All of this is no breathtaking stuff. The interesting thing is how people react to this. Seems the legal community sees the importance of this problem and is working – at least in it’s non-technophobic part – hard to avoid such data. On the other hand journalists are mad at the research community for publishing about that – seems they have known for some time and fear that they will loose a source of information of organizations start to adapt scrubbing measures to their documents.
Very interesting are reactions I got from the consulting community which basically knows no way of communication besides sending Powerpoint, MS Word and Excel documents: “Oh sure that’s bad but we have other problems to deal with.”
I think that is an approach which ultimately should and will lead to liability. I basically think everybody processing confidential information and using complex document formats like in MS Office which are well known for information leakage should be held liable for any information actually leaked. But beware: while MS Office is certainly one of the worst offenders concerning information leakage nearly all document formats leak.

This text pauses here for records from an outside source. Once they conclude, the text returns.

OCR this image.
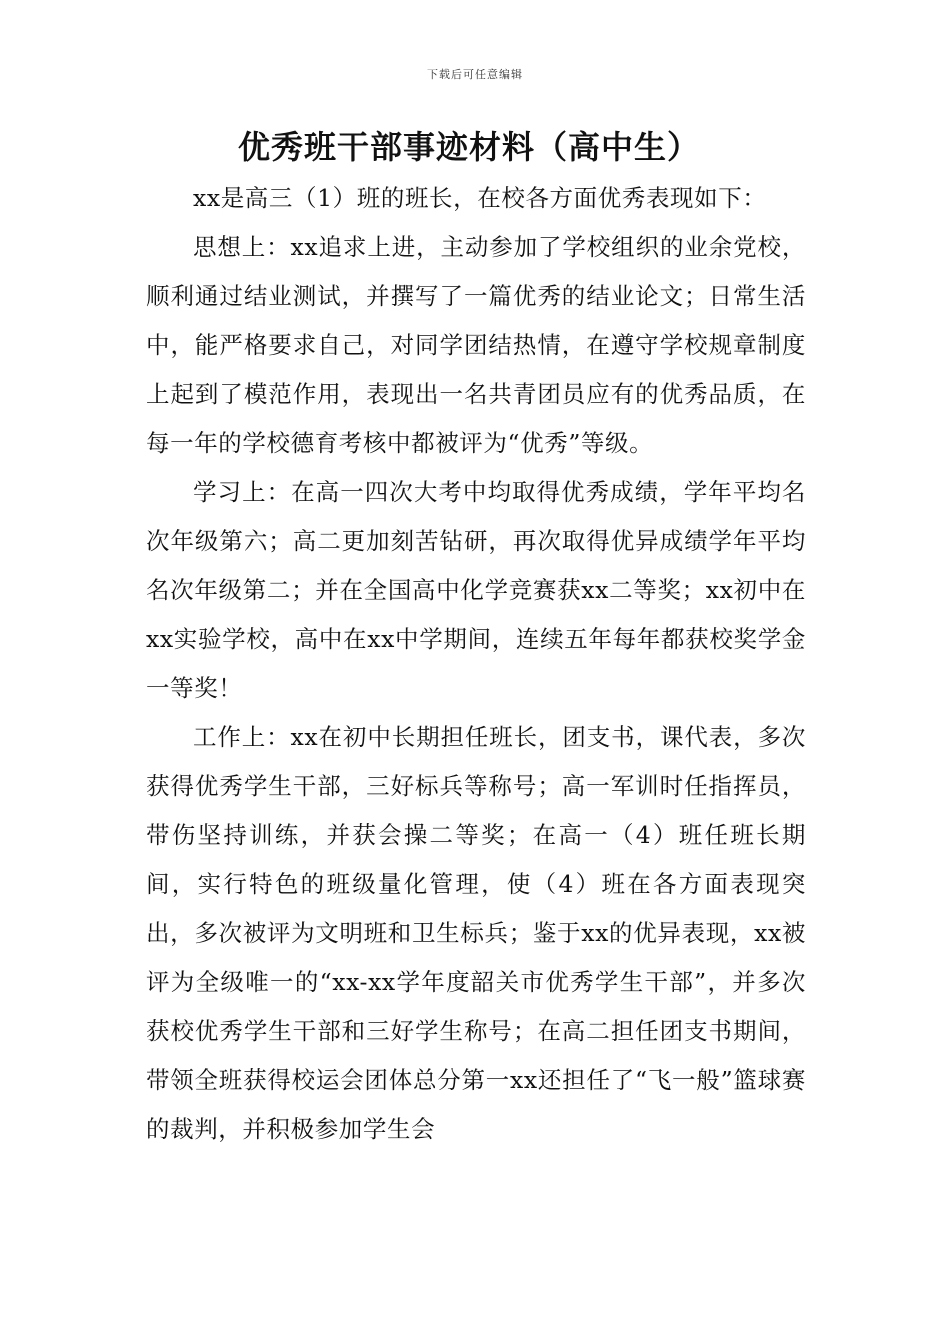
下载后可任意编辑
优秀班干部事迹材料（高中生）

xx是高三（1）班的班长，在校各方面优秀表现如下：

思想上：xx追求上进，主动参加了学校组织的业余党校，顺利通过结业测试，并撰写了一篇优秀的结业论文；日常生活中，能严格要求自己，对同学团结热情，在遵守学校规章制度上起到了模范作用，表现出一名共青团员应有的优秀品质，在每一年的学校德育考核中都被评为“优秀”等级。

学习上：在高一四次大考中均取得优秀成绩，学年平均名次年级第六；高二更加刻苦钻研，再次取得优异成绩学年平均名次年级第二；并在全国高中化学竞赛获xx二等奖；xx初中在xx实验学校，高中在xx中学期间，连续五年每年都获校奖学金一等奖！

工作上：xx在初中长期担任班长，团支书，课代表，多次获得优秀学生干部，三好标兵等称号；高一军训时任指挥员，带伤坚持训练，并获会操二等奖；在高一（4）班任班长期间，实行特色的班级量化管理，使（4）班在各方面表现突出，多次被评为文明班和卫生标兵；鉴于xx的优异表现，xx被评为全级唯一的“xx-xx学年度韶关市优秀学生干部”，并多次获校优秀学生干部和三好学生称号；在高二担任团支书期间，带领全班获得校运会团体总分第一xx还担任了“飞一般”篮球赛的裁判，并积极参加学生会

This whole subject is an interesting place where theoretical computer science (”convert channels”) meet the real world violently. I’m looking forward to do more research on that.
At Defcon 12 in Las Vegas I will present on the topic of unwanted data:
Far More Than You Ever Wanted To Tell – Hidden Data In Document Formats
Applications usually put all kinds of information besides the ones which you intend to into saved documents. This can lead to embarrassing revelations. We will take a look into different types of application data and what can be hidden in there. This allows us to “scrub” our own documents to avoid unwanted information in there but also to look for information in documents which the authors didn’t want to hand out. Go grasp the scope of the problem we will present a large scale study of hidden information in Documents on the Internet.